Based out of a 550-acre beautiful campus in Chandigarh, PU has emerged as the highest ranked Indian university in the top 400 institutions of its kind in the world. Having been placed among universities ranked 226-250th by THE, PU is the only Indian institution of higher learning to inch closer to the Top-200 mark.
In the process, PU has surged ahead of the Indian Institutes of Technology (IITs) and other leading universities in the country.
“The forte of the Top-200 universities is in the graduate school programmes and not under-graduate teaching like we do. We don’t have a very rigorous graduate programme and that is one area where we want to concentrate. We have been talking and want to raise resources to run a good graduate programme. We can then hit the Top-200 rankings,” Grover said.
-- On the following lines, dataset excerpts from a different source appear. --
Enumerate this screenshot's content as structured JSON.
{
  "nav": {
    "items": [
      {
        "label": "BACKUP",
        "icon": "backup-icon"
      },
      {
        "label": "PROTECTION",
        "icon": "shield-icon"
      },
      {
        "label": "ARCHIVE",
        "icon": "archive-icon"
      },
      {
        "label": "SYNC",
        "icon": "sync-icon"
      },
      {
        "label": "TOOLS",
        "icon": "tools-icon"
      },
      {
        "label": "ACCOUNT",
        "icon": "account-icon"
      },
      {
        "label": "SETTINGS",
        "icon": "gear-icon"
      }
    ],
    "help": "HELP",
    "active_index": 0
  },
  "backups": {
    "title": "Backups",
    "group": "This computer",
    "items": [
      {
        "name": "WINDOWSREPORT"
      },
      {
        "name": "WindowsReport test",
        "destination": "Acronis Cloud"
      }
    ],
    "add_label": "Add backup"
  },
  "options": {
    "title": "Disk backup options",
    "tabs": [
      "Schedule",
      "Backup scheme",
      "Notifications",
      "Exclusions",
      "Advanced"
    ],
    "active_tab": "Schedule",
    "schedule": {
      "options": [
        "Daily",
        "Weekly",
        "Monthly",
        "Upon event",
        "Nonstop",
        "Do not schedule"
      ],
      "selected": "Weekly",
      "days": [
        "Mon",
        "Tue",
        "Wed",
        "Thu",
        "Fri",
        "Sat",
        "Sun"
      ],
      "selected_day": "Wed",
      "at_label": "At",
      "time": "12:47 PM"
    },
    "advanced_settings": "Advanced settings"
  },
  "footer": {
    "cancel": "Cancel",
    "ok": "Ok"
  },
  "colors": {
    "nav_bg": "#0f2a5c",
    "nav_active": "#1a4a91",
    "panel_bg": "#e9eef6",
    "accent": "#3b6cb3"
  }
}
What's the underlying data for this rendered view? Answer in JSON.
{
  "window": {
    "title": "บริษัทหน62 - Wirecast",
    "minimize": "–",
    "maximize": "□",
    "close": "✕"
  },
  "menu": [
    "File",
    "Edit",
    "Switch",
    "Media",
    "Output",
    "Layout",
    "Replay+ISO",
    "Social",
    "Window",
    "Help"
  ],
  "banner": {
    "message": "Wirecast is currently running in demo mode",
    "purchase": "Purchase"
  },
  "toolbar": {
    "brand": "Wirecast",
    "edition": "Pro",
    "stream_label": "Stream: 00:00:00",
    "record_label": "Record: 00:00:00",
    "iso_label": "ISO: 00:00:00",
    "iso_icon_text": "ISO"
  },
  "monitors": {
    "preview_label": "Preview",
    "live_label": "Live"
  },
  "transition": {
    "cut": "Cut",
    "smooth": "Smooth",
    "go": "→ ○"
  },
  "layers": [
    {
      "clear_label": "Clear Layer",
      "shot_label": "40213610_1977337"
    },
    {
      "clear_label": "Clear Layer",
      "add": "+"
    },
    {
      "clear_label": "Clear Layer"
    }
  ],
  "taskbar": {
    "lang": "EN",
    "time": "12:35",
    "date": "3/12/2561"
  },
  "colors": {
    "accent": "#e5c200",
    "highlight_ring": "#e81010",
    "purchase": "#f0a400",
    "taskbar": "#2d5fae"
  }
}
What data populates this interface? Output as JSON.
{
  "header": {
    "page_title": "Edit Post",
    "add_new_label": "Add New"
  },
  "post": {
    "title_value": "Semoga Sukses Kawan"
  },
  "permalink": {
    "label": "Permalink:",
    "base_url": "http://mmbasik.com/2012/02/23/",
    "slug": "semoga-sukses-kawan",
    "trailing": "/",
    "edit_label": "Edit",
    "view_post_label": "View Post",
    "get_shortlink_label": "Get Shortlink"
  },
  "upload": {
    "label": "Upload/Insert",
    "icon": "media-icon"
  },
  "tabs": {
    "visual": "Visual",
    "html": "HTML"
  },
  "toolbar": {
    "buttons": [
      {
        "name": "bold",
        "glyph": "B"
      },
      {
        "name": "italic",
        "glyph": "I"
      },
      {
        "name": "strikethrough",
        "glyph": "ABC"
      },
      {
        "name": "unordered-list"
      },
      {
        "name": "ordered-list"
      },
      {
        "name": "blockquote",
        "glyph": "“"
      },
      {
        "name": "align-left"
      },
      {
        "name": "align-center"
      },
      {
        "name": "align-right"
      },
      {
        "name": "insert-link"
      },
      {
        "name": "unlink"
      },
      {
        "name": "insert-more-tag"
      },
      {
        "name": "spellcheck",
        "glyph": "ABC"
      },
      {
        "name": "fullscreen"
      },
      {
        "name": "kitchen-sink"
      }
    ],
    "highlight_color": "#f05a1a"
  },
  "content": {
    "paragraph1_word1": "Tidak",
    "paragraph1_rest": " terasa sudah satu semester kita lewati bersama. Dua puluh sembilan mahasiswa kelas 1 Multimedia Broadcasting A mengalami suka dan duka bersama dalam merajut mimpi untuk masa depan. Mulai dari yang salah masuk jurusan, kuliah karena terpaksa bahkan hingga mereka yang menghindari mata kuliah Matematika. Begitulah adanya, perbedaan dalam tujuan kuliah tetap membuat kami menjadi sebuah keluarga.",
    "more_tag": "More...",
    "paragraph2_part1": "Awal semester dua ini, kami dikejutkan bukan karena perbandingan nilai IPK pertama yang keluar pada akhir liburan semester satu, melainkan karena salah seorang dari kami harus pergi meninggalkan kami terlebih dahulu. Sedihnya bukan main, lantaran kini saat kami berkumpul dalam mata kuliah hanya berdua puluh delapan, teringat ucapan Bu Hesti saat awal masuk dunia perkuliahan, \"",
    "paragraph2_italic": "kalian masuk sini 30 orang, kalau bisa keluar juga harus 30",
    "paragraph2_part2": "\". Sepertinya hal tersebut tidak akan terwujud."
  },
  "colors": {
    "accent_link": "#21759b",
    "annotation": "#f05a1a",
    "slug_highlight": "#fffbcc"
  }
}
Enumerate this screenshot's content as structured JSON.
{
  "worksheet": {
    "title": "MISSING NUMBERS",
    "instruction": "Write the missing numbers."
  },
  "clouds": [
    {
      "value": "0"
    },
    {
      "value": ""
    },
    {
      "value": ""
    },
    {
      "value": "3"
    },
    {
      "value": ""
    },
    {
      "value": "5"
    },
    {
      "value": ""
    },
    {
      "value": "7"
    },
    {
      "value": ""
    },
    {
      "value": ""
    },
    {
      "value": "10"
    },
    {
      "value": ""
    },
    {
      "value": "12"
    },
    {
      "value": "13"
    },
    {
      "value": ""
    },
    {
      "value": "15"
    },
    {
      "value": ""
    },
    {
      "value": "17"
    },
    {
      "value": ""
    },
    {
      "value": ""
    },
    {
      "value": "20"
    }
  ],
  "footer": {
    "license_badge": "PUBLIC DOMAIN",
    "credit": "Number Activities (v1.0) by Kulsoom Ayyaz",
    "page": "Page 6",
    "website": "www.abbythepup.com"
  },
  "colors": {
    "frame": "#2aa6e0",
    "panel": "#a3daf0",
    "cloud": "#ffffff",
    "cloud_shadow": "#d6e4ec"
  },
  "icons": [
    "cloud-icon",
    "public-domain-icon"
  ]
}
The VC feels the latest THE ranking will help PU’s students and faculty. “They will get better opportunities in India and abroad,” he pointed out.
PU’s famous alumni include Prime Minister Manmohan Singh, former prime minister Inder Kumar Gujral, former president Shankar Dayal Sharma and Nobel Laureate Hargobind Khurana, besides astronaut Kalpana Chawla, several union ministers, CEOs, corporate heads, top bureaucrats, army and police officers.
In the latest rankings, IIT-Kharagpur, which was in the same (226-250th) position last year, slipped to the 351-400 group. IIT-Delhi, IIT-Roorkee and IIT-Kanpur are also in the 351-400 group.
“The expectations from the IITs are very high. People think that the IITs are the best. They get the best of students and faculty. Only a handful make it to these premier institutes. The rest come to universities. We have our constraints. Still we have been able to surge ahead,” Grover said, adding that it was not out of nowhere that PU emerged as the top-ranked institution.
Crediting faculty and officials in PU for effective presentations and filling up the required data to compete for the rankings, Grover admitted that the university always had the potential but never competed for the rankings.
“The rankings have provided us self-confidence. It shows that we are not as pathetic as we are made out to be. A negative image is created about PU at times which is unfortunate. The data was there to fill up earlier (for the rankings). Why didn’t you have the confidence to fill? This time, our presentations were well done,” said Grover who took over as VC in July last year.
He said that the Planning Commission and the Ministry of Human Resource Development (HRD) “motivated us to fill up the data”.
“Our own people were reluctant to fill up the data. The credit is to the central government for goading all (universities and institutes) to fill up the data,” he said.
Promising to “adopt the work culture of the Top-100 universities in the world”, Grover said that the effort would now be research focussed. In the THE parameters for rankings, PU scored 84.7 percent in citations while its score in research was a low 14 percent.
“We want to change that. We want to focus on research. We want to begin a pre-PhD programme. We don’t have the full faculty strength. The faculty is forced to take more lectures due to teaching load. Research needs a lot of time. You cannot be giving three lectures a day and then expected to carry out research activities also,” he said.
Grover said that students enrolling for research programmes have no access to grants. “The grants from the centre are limited. Students have to depend on these. Eightyseven percent of our funds go to salaries. Due to this, we cannot give research fellowships,” he said.